On Dec 20, 2006, at 8:34 AM, John Griessen wrote:
Kai-Martin Knaak wrote:
 The symbol should be a
generic rectangle with all the ports of the schematic as pins. Ideally
power symbols would also be included as pins -- ok, I stop dreaming ;-)

This is something valuable that is available in chip design software by Cadence and Mentor, and is very helpful for FPGA work and even for some board layouts.
We need to dream one up, a gschem schematic to sub-schematic-symbol genreating script, that is....

Agreed, this is necessary for board designs (I won't do an FPGA design in a schematic). It's impossible to get even a small design to fit onto one B-size sheet, considering how things are scaled in gschem. (My little IR volume control design is three sub-sheets plus a top level.)


I haven't sorted out exactly how (or even IF) gsch2pcb sorts things out when a project has more than one page and no top-level sheet with lower-level sheet symbols. My guess is that all net names are global, and in-1.sym and out-1.sym (for example) are purely informational. I also don't know if the DRC is smart enough to tell you if an output on sheet A is connected to an output on sheet B.

Most of my board schematics consist of a top-level sheet that instantiates a bunch of lower-level sheets. (On occasion a lower- level sheet will itself instantiate an even-lower-level sheet.) Some mechanism to automatically generate a "sheet symbol" would be very useful.

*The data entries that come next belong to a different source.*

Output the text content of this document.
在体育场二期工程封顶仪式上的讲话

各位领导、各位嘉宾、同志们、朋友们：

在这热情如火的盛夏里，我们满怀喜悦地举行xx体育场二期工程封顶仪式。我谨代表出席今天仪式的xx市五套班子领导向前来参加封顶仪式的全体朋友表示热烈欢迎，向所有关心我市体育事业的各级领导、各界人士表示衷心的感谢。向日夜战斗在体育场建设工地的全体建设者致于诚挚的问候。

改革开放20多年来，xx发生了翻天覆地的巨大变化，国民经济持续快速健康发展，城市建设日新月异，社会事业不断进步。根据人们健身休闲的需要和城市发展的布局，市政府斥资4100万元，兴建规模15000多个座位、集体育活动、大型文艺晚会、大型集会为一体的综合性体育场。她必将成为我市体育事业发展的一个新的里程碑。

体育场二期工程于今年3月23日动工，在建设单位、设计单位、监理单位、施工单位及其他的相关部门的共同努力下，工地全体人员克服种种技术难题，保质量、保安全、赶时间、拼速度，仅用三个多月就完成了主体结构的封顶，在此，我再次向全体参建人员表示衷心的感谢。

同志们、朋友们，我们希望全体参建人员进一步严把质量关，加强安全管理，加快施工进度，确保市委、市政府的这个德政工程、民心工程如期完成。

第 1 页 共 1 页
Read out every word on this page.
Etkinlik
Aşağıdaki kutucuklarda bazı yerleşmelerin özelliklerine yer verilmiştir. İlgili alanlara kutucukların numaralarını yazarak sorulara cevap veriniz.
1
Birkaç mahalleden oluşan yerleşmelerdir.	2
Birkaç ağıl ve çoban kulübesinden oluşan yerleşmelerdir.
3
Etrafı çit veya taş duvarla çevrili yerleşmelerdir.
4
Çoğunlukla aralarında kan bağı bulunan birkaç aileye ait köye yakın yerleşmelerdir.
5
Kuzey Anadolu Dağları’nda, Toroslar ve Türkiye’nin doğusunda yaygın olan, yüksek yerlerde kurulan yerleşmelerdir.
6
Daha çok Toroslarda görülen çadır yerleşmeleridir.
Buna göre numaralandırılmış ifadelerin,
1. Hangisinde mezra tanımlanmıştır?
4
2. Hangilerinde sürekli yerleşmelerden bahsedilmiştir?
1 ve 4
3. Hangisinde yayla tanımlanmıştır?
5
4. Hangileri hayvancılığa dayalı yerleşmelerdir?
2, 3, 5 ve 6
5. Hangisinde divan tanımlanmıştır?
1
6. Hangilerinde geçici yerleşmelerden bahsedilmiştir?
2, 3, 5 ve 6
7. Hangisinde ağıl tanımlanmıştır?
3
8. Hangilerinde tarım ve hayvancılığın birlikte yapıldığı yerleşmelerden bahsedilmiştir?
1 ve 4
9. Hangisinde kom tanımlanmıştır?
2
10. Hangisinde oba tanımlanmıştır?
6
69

Just as a reference point, Altium DXP has a "make sheet symbol from subsheet" feature that looks at the sheet's I/O symbols and uses them to build the sheet's symbol. Power and ground symbols are considered project-global so they don't appear on subsheet symbols. You can also configure DXP so that all nets are project global, so the subsheet symbols and interconnects are purely informational. The subsheet symbol stuff becomes a lot more useful when doing designs with repeated channels (one schematic page is repeated N times and the tool generates N unique instances of each component and net on that page).

ANYWAYS, what would be useful is if there were special "page entry" symbols (in, out, bidir) that take a netname attribute, and you'd place this symbol on the page like any other symbol. A useful tool could then scan the page and generate a proper sheet symbol with pins named for and with the same sense (in, out, bidir) as the page entries. A rectangle would be fine, with pins ordered as they appear on the schematic, and they could be re-ordered in the usual ways (gschem or a text editor). You then place the subsheet symbols on a schematic, and wire 'em up. If we're not concerned with channelized designs, then netlisting and DRC is straightforward.